Political and Economic Liberalism in the 19th Century
Political and Economic Liberalism
The Rise of the Liberal State
The European bourgeois revolutions, which occurred between 1789 and 1848, gave rise to a new type of state that historians refer to as “Liberal.” The ideology that underpinned these regimes is known as “Liberalism.” This mid-nineteenth-century liberalism had two distinct dimensions: political and economic.
Political Liberalism
Political liberalism championed the respect for civil liberties and individual rights, such as freedom of expression, association, and assembly. It advocated for an inviolable constitution that defined the rights and duties of both citizens and rulers. Additionally, it emphasized the separation of powers (legislative, executive, and judicial) to prevent tyranny and ensure the right to vote, although this right was often restricted to minorities.
Economic Liberalism
Alongside political liberalism, the nineteenth-century bourgeois state also embraced economic liberalism. This encompassed a set of theories and practices that largely stemmed from the Industrial Revolution. In practice, economic liberalism advocated for minimal state intervention in social, financial, and business matters.
At a theoretical level, it sought to explain and justify the phenomenon of industrialization and its immediate consequences, including large-scale capitalism and the challenges faced by the working class. The European gentry observed with concern the burgeoning industrial cities and the growing mass of workers. They needed a doctrine to explain this phenomenon as an inevitable development, thereby alleviating their own anxieties.

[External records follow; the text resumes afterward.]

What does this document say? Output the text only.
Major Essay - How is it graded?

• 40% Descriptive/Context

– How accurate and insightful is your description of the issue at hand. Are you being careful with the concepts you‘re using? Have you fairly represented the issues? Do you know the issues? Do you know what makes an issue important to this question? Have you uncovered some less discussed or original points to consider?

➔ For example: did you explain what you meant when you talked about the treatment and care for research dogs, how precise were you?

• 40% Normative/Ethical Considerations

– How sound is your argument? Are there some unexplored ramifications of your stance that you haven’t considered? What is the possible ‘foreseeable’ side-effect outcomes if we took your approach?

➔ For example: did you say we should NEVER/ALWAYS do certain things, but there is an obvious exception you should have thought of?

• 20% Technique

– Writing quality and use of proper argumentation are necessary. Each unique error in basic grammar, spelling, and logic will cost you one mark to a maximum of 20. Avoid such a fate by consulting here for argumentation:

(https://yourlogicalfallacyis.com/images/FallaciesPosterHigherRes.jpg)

Adam Smith and Thomas Malthus
This doctrine was primarily developed by two influential thinkers: the Scotsman Adam Smith (1723-1790) and the Englishman Thomas Robert Malthus (1766-1834).

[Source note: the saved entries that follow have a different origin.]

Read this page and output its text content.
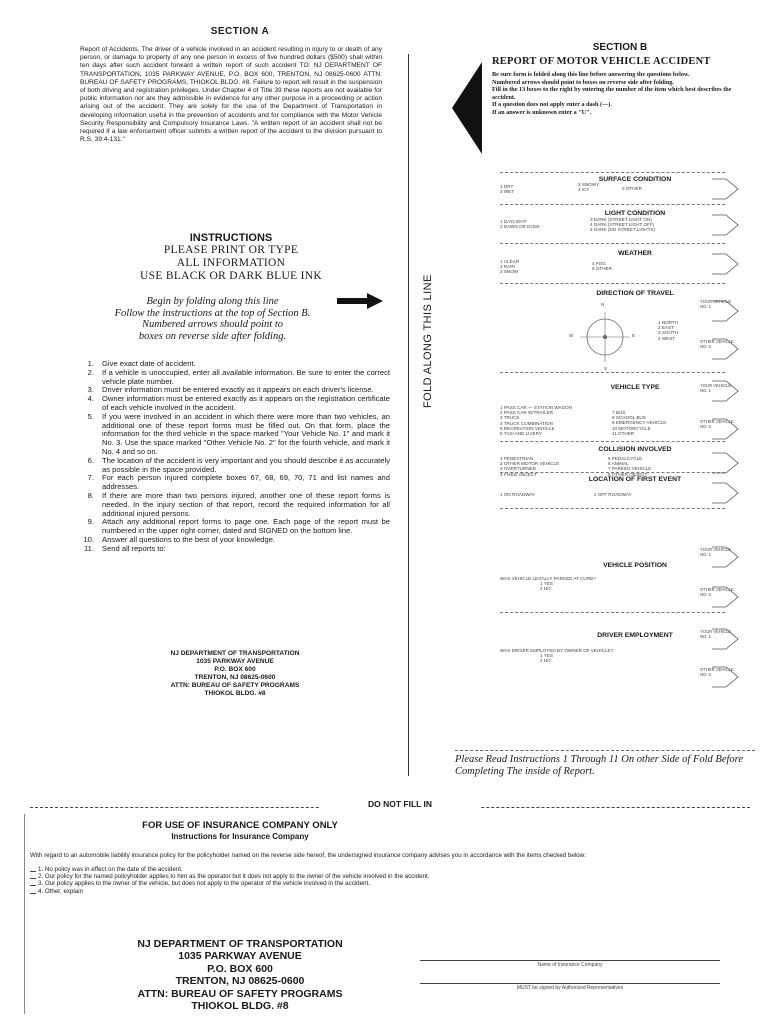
SECTION A
Report of Accidents. The driver of a vehicle involved in an accident resulting in injury to or death of any person, or damage to property of any one person in excess of five hundred dollars ($500) shall within ten days after such accident forward a written report of such accident TO: NJ DEPARTMENT OF TRANSPORTATION, 1035 PARKWAY AVENUE, P.O. BOX 600, TRENTON, NJ 08625-0600 ATTN: BUREAU OF SAFETY PROGRAMS, THIOKOL BLDG. #8. Failure to report will result in the suspension of both driving and registration privileges. Under Chapter 4 of Title 39 these reports are not available for public information nor are they admissible in evidence for any other purpose in a proceeding or action arising out of the accident. They are solely for the use of the Department of Transportation in developing information useful in the prevention of accidents and for compliance with the Motor Vehicle Security Responsibility and Compulsory Insurance Laws. "A written report of an accident shall not be required if a law enforcement officer submits a written report of the accident to the division pursuant to R.S. 39:4-131."
INSTRUCTIONS
PLEASE PRINT OR TYPE
ALL INFORMATION
USE BLACK OR DARK BLUE INK
Begin by folding along this line
Follow the instructions at the top of Section B.
Numbered arrows should point to
boxes on reverse side after folding.
1. Give exact date of accident.
2. If a vehicle is unoccupied, enter all available information. Be sure to enter the correct vehicle plate number.
3. Driver information must be entered exactly as it appears on each driver's license.
4. Owner information must be entered exactly as it appears on the registration certificate of each vehicle involved in the accident.
5. If you were involved in an accident in which there were more than two vehicles, an additional one of these report forms must be filled out. On that form, place the information for the third vehicle in the space marked "Your Vehicle No. 1" and mark it No. 3. Use the space marked "Other Vehicle No. 2" for the fourth vehicle, and mark it No. 4 and so on.
6. The location of the accident is very important and you should describe it as accurately as possible in the space provided.
7. For each person injured complete boxes 67, 68, 69, 70, 71 and list names and addresses.
8. If there are more than two persons injured, another one of these report forms is needed. In the injury section of that report, record the required information for all additional injured persons.
9. Attach any additional report forms to page one. Each page of the report must be numbered in the upper right corner, dated and SIGNED on the bottom line.
10. Answer all questions to the best of your knowledge.
11. Send all reports to:
NJ DEPARTMENT OF TRANSPORTATION
1035 PARKWAY AVENUE
P.O. BOX 600
TRENTON, NJ 08625-0600
ATTN: BUREAU OF SAFETY PROGRAMS
THIOKOL BLDG. #8
FOLD ALONG THIS LINE
SECTION B
REPORT OF MOTOR VEHICLE ACCIDENT

Be sure form is folded along this line before answering the questions below.

Numbered arrows should point to boxes on reverse side after folding.

Fill in the 13 boxes to the right by entering the number of the item which best describes the accident.

If a question does not apply enter a dash (—).

If an answer is unknown enter a "U".

SURFACE CONDITION
1 DRY
2 WET
3 SNOWY
4 ICY	5 OTHER
LIGHT CONDITION
1 DAYLIGHT
2 DAWN OR DUSK
3 DARK (STREET LIGHT ON)
4 DARK (STREET LIGHT OFF)
5 DARK (NO STREET LIGHTS)
WEATHER
1 CLEAR
2 RAIN
3 SNOW
4 FOG
5 OTHER
DIRECTION OF TRAVEL
N
W	E
S
1 NORTH
2 EAST
3 SOUTH
4 WEST
YOUR VEHICLE NO. 1
OTHER VEHICLE NO. 2
VEHICLE TYPE
1 PASS CAR — STATION WAGON
2 PASS CAR W/TRAILER
3 TRUCK
4 TRUCK COMBINATION
5 RECREATION VEHICLE
6 TAXI AND LIVERY
7 BUS
8 SCHOOL BUS
9 EMERGENCY VEHICLE
10 MOTORCYCLE
11 OTHER
YOUR VEHICLE NO. 1
OTHER VEHICLE NO. 2
COLLISION INVOLVED
1 PEDESTRIAN
2 OTHER MOTOR VEHICLE
3 OVERTURNED
4 FIXED OBJECT
5 PEDALCYCLE
6 ANIMAL
7 PARKED VEHICLE
8 OTHER OBJECT
LOCATION OF FIRST EVENT
1 ON ROADWAY	2 OFF ROADWAY
VEHICLE POSITION
WAS VEHICLE LEGALLY PARKED AT CURB?
1 YES
2 NO
YOUR VEHICLE NO. 1
OTHER VEHICLE NO. 2
DRIVER EMPLOYMENT
WAS DRIVER EMPLOYED BY OWNER OF VEHICLE?
1 YES
2 NO
YOUR VEHICLE NO. 1
OTHER VEHICLE NO. 2
Please Read Instructions 1 Through 11 On other Side of Fold Before Completing The inside of Report.
DO NOT FILL IN
FOR USE OF INSURANCE COMPANY ONLY
Instructions for Insurance Company
With regard to an automobile liability insurance policy for the policyholder named on the reverse side hereof, the undersigned insurance company advises you in accordance with the items checked below:
1. No policy was in effect on the date of the accident.
2. Our policy for the named policyholder applies to him as the operator but it does not apply to the owner of the vehicle involved in the accident.
3. Our policy applies to the owner of the vehicle, but does not apply to the operator of the vehicle involved in the accident.
4. Other, explain
NJ DEPARTMENT OF TRANSPORTATION
1035 PARKWAY AVENUE
P.O. BOX 600
TRENTON, NJ 08625-0600
ATTN: BUREAU OF SAFETY PROGRAMS
THIOKOL BLDG. #8
Name of Insurance Company
MUST be signed by Authorized Representatives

Adam Smith believed that the entire economic system should be governed by the law of supply and demand. He argued that for a country to prosper, governments must refrain from interfering in the natural functioning of the economy. Prices and wages, he asserted, would regulate themselves without any state involvement. Smith maintained that absolute economic freedom, allowing individuals to act in their self-interest, would ultimately lead to the enrichment of society as a whole.
Thomas Malthus posited that while population growth followed a geometric progression, the production of wealth and food increased only arithmetically. He concluded that unless a solution was found, the world would inevitably descend into poverty. Malthus proposed that the solution lay in birth control among the working class, thereby reducing their numbers and alleviating the strain on resources.